« Malgré plusieurs tentatives infructueuses, nous restons en ordre de bataille pour faire des ressources extractives des revenus utiles à l'amélioration des conditions de vie de nos populations et conduire le Cameroun vers le rang de pays conforme en 2013 », a déclaré Alamine Ousmane Mey, qui préside par ailleurs le Comité de suivi de la mise en oeuvre de l'ITIE.

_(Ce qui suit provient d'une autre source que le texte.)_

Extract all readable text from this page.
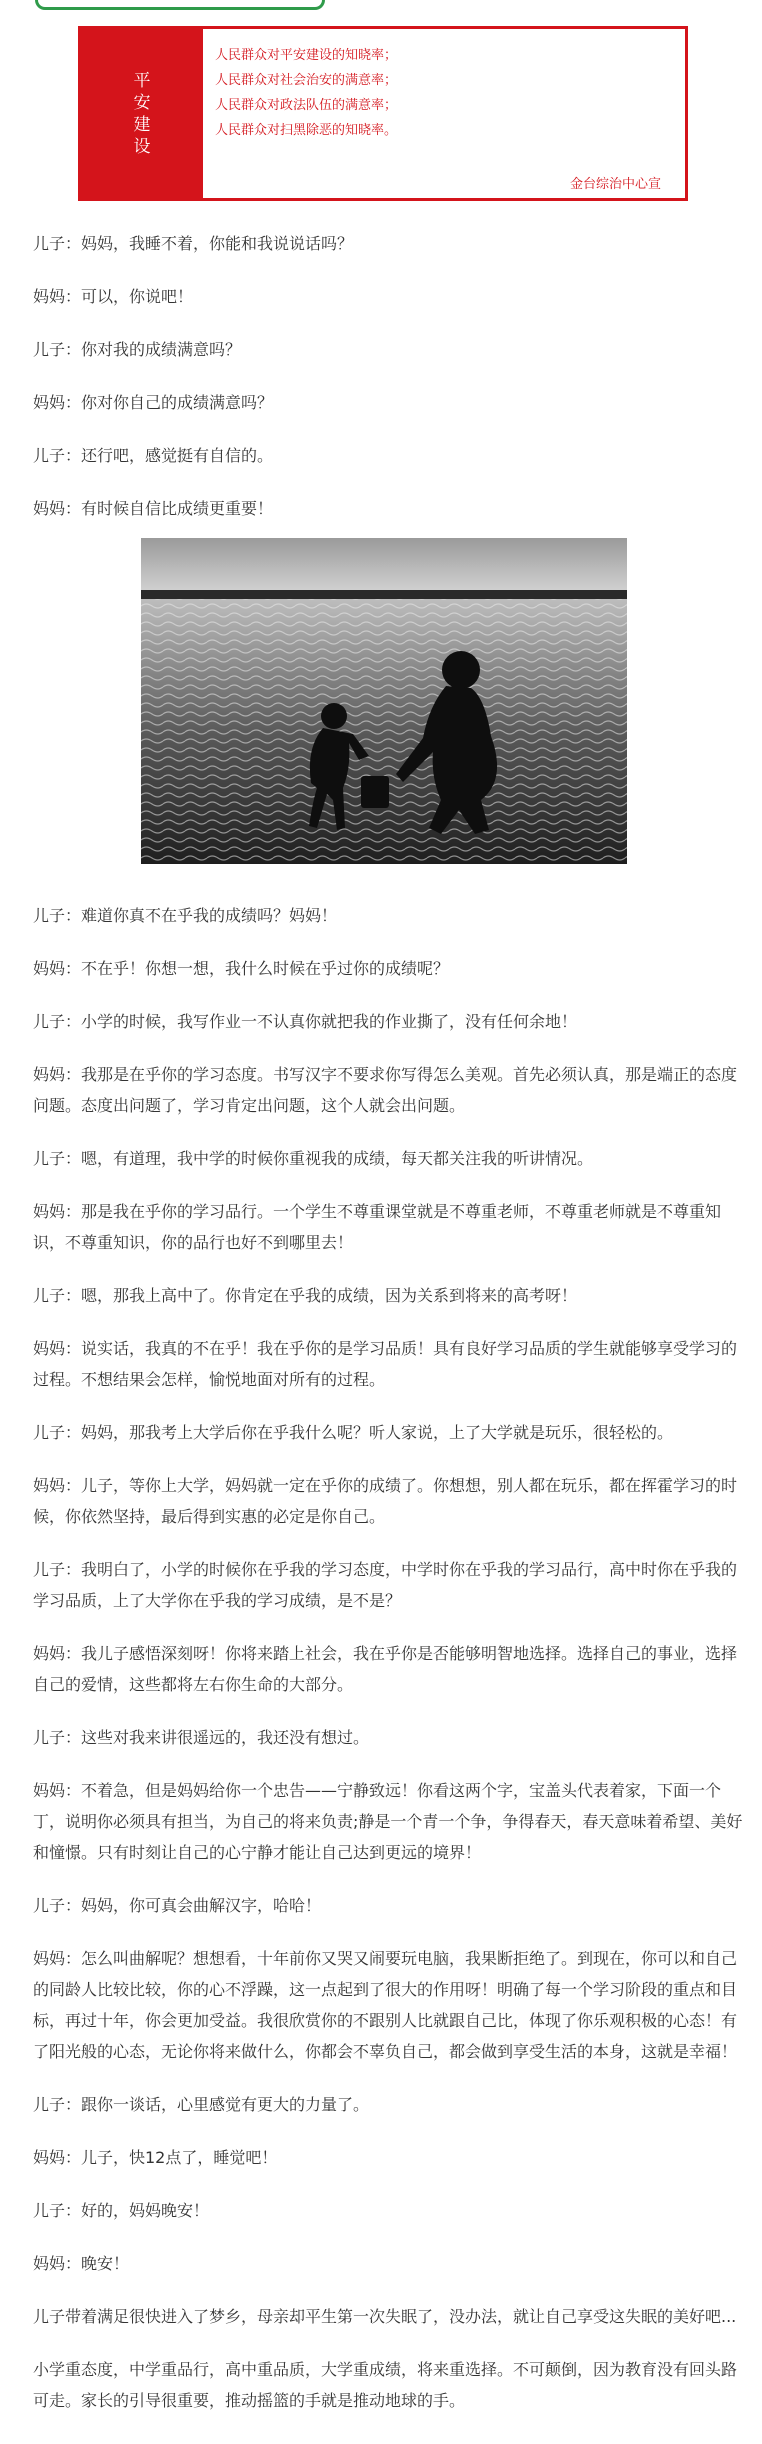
平安建设
人民群众对平安建设的知晓率；
人民群众对社会治安的满意率；
人民群众对政法队伍的满意率；
人民群众对扫黑除恶的知晓率。
金台综治中心宣

儿子：妈妈，我睡不着，你能和我说说话吗？

妈妈：可以，你说吧！

儿子：你对我的成绩满意吗？

妈妈：你对你自己的成绩满意吗？

儿子：还行吧，感觉挺有自信的。

妈妈：有时候自信比成绩更重要！

儿子：难道你真不在乎我的成绩吗？妈妈！

妈妈：不在乎！你想一想，我什么时候在乎过你的成绩呢？

儿子：小学的时候，我写作业一不认真你就把我的作业撕了，没有任何余地！

妈妈：我那是在乎你的学习态度。书写汉字不要求你写得怎么美观。首先必须认真，那是端正的态度问题。态度出问题了，学习肯定出问题，这个人就会出问题。

儿子：嗯，有道理，我中学的时候你重视我的成绩，每天都关注我的听讲情况。

妈妈：那是我在乎你的学习品行。一个学生不尊重课堂就是不尊重老师，不尊重老师就是不尊重知识，不尊重知识，你的品行也好不到哪里去！

儿子：嗯，那我上高中了。你肯定在乎我的成绩，因为关系到将来的高考呀！

妈妈：说实话，我真的不在乎！我在乎你的是学习品质！具有良好学习品质的学生就能够享受学习的过程。不想结果会怎样，愉悦地面对所有的过程。

儿子：妈妈，那我考上大学后你在乎我什么呢？听人家说，上了大学就是玩乐，很轻松的。

妈妈：儿子，等你上大学，妈妈就一定在乎你的成绩了。你想想，别人都在玩乐，都在挥霍学习的时候，你依然坚持，最后得到实惠的必定是你自己。

儿子：我明白了，小学的时候你在乎我的学习态度，中学时你在乎我的学习品行，高中时你在乎我的学习品质，上了大学你在乎我的学习成绩，是不是？

妈妈：我儿子感悟深刻呀！你将来踏上社会，我在乎你是否能够明智地选择。选择自己的事业，选择自己的爱情，这些都将左右你生命的大部分。

儿子：这些对我来讲很遥远的，我还没有想过。

妈妈：不着急，但是妈妈给你一个忠告——宁静致远！你看这两个字，宝盖头代表着家，下面一个丁，说明你必须具有担当，为自己的将来负责;静是一个青一个争，争得春天，春天意味着希望、美好和憧憬。只有时刻让自己的心宁静才能让自己达到更远的境界！

儿子：妈妈，你可真会曲解汉字，哈哈！

妈妈：怎么叫曲解呢？想想看，十年前你又哭又闹要玩电脑，我果断拒绝了。到现在，你可以和自己的同龄人比较比较，你的心不浮躁，这一点起到了很大的作用呀！明确了每一个学习阶段的重点和目标，再过十年，你会更加受益。我很欣赏你的不跟别人比就跟自己比，体现了你乐观积极的心态！有了阳光般的心态，无论你将来做什么，你都会不辜负自己，都会做到享受生活的本身，这就是幸福！

儿子：跟你一谈话，心里感觉有更大的力量了。

妈妈：儿子，快12点了，睡觉吧！

儿子：好的，妈妈晚安！

妈妈：晚安！

儿子带着满足很快进入了梦乡，母亲却平生第一次失眠了，没办法，就让自己享受这失眠的美好吧...

小学重态度，中学重品行，高中重品质，大学重成绩，将来重选择。不可颠倒，因为教育没有回头路可走。家长的引导很重要，推动摇篮的手就是推动地球的手。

« Il nous revient d'aller plus loin dans les réformes. Et, au vu des réalisations antérieures, le Cameroun, engagé totalement sur le plan politique, au niveau exécutif comme au niveau législatif, est en train de se pourvoir pour présenter des informations qui correspondent aux exigences de l'ITIE », a-t-il ajouté.
« Nous avons noté des progrès intéressants et encourageants. Nous sommes également satisfaits de l'engagement politique que le Premier ministre et le ministre des Finances se portent garants pour apporter la transparence dans la gestion des ressources minières», a indiqué Jonas Moberg, expert de nationalité suédoise à la tête du Secrétariat international de l'ITIE depuis 2007.

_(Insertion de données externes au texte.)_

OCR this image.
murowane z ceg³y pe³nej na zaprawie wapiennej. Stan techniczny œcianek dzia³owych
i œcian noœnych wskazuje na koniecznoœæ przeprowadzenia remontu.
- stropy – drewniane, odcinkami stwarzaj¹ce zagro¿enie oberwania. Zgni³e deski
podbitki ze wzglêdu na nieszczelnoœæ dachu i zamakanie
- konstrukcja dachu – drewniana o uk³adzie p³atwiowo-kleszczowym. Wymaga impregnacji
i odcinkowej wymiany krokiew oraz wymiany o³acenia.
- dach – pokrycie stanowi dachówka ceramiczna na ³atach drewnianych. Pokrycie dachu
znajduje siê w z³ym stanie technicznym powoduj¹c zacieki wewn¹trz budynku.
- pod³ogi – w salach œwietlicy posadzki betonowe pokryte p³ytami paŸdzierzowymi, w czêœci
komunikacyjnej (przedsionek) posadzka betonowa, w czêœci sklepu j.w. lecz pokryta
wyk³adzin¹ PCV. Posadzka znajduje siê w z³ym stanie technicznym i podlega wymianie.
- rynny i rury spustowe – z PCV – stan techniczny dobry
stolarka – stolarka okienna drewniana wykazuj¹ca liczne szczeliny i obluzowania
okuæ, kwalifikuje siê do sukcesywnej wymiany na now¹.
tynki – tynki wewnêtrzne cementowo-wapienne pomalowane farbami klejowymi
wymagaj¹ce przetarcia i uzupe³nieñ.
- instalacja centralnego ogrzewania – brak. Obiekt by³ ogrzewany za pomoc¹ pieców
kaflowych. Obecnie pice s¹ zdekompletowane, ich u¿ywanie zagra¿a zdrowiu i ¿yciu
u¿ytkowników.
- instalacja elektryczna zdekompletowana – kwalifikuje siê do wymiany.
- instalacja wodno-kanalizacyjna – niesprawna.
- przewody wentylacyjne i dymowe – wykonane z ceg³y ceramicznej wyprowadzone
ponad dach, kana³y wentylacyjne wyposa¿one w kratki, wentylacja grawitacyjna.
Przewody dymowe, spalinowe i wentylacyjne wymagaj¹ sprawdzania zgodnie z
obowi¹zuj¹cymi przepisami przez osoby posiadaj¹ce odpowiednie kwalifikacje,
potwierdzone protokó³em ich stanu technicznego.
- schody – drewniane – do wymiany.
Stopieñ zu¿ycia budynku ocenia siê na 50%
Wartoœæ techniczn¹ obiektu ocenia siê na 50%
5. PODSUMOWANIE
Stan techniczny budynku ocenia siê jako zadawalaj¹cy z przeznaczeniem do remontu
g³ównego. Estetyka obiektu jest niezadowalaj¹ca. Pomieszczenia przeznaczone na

Alors qu'il a adhéré à l'ITIE en 2005, le Cameroun peine à se hisser au rang de pays conforme. Candidat depuis 2007, il a raté par trois fois son admission à ce stade. A cause des déclarations et des rapports de conciliation qui n'ont pas recueilli l'adhésion des membres du Conseil d'administration de l'ITIE.

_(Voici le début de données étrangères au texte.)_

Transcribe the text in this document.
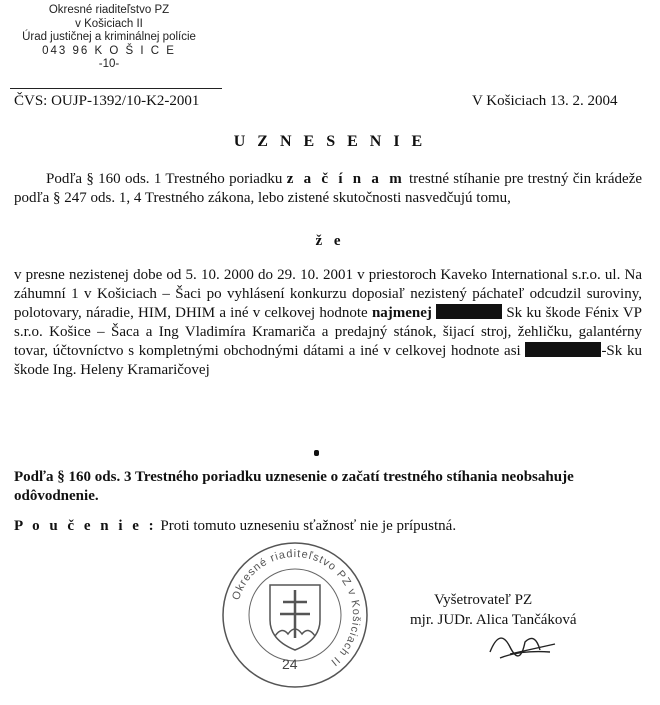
Okresné riaditeľstvo PZ
v Košiciach II
Úrad justičnej a kriminálnej polície
043 96 K O Š I C E
-10-
ČVS: OUJP-1392/10-K2-2001	V Košiciach 13. 2. 2004
U Z N E S E N I E

Podľa § 160 ods. 1 Trestného poriadku z a č í n a m trestné stíhanie pre trestný čin krádeže podľa § 247 ods. 1, 4 Trestného zákona, lebo zistené skutočnosti nasvedčujú tomu,

ž e

v presne nezistenej dobe od 5. 10. 2000 do 29. 10. 2001 v priestoroch Kaveko International s.r.o. ul. Na záhumní 1 v Košiciach – Šaci po vyhlásení konkurzu doposiaľ nezistený páchateľ odcudzil suroviny, polotovary, náradie, HIM, DHIM a iné v celkovej hodnote najmenej	Sk ku škode Fénix VP s.r.o. Košice – Šaca a Ing Vladimíra Kramariča a predajný stánok, šijací stroj, žehličku, galantérny tovar, účtovníctvo s kompletnými obchodnými dátami a iné v celkovej hodnote asi	-Sk ku škode Ing. Heleny Kramaričovej

Podľa § 160 ods. 3 Trestného poriadku uznesenie o začatí trestného stíhania neobsahuje odôvodnenie.

P o u č e n i e : Proti tomuto uzneseniu sťažnosť nie je prípustná.

Okresné riaditeľstvo PZ v Košiciach II
24
Vyšetrovateľ PZ
mjr. JUDr. Alica Tančáková
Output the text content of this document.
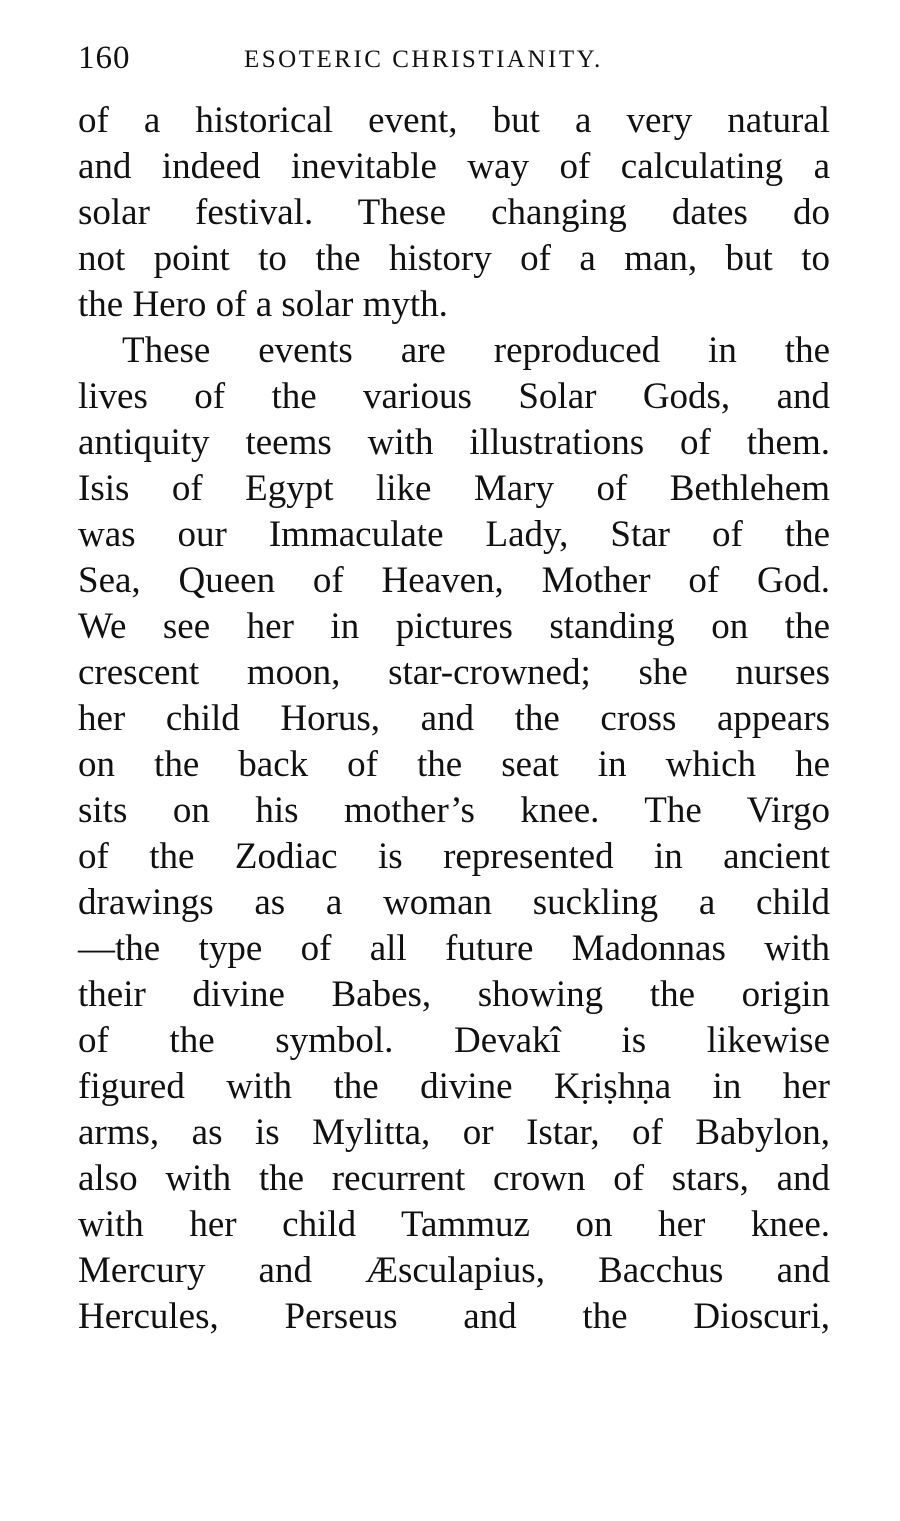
160	ESOTERIC CHRISTIANITY.
of a historical event, but a very natural
and indeed inevitable way of calculating a
solar festival. These changing dates do
not point to the history of a man, but to
the Hero of a solar myth.
These events are reproduced in the
lives of the various Solar Gods, and
antiquity teems with illustrations of them.
Isis of Egypt like Mary of Bethlehem
was our Immaculate Lady, Star of the
Sea, Queen of Heaven, Mother of God.
We see her in pictures standing on the
crescent moon, star-crowned; she nurses
her child Horus, and the cross appears
on the back of the seat in which he
sits on his mother’s knee. The Virgo
of the Zodiac is represented in ancient
drawings as a woman suckling a child
—the type of all future Madonnas with
their divine Babes, showing the origin
of the symbol. Devakî is likewise
figured with the divine Kṛiṣhṇa in her
arms, as is Mylitta, or Istar, of Babylon,
also with the recurrent crown of stars, and
with her child Tammuz on her knee.
Mercury and Æsculapius, Bacchus and
Hercules, Perseus and the Dioscuri,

Le pays court le risque de se voir radier de l'Initiative si rien n'est fait à l'horizon 2013. Une telle hypothèse entrainerait alors, soulignent certains économistes, une perte de confiance des bailleurs de fonds internationaux qui comptent parmi les soutiens de poids de l'ITIE.
C'est pourquoi, tirant les leçons de ces échecs, le Cameroun a adopté le 11 mai, un plan triennal 2012-2014 devant lui permettre d'accéder au statut de pays conforme avant la date butoir du 13 août 2013.
Ce plan d'action met l'accent sur le renforcement des capacités des membres du Comité et le renforcement de la sensibilisation et de la communication.
De même, le gouvernement, qui s'attèle en ce moment au recrutement d'un expert international dont on espère que les conclusions pèseront lors de la prochaine validation, compte également sur l'engagement de la Société civile.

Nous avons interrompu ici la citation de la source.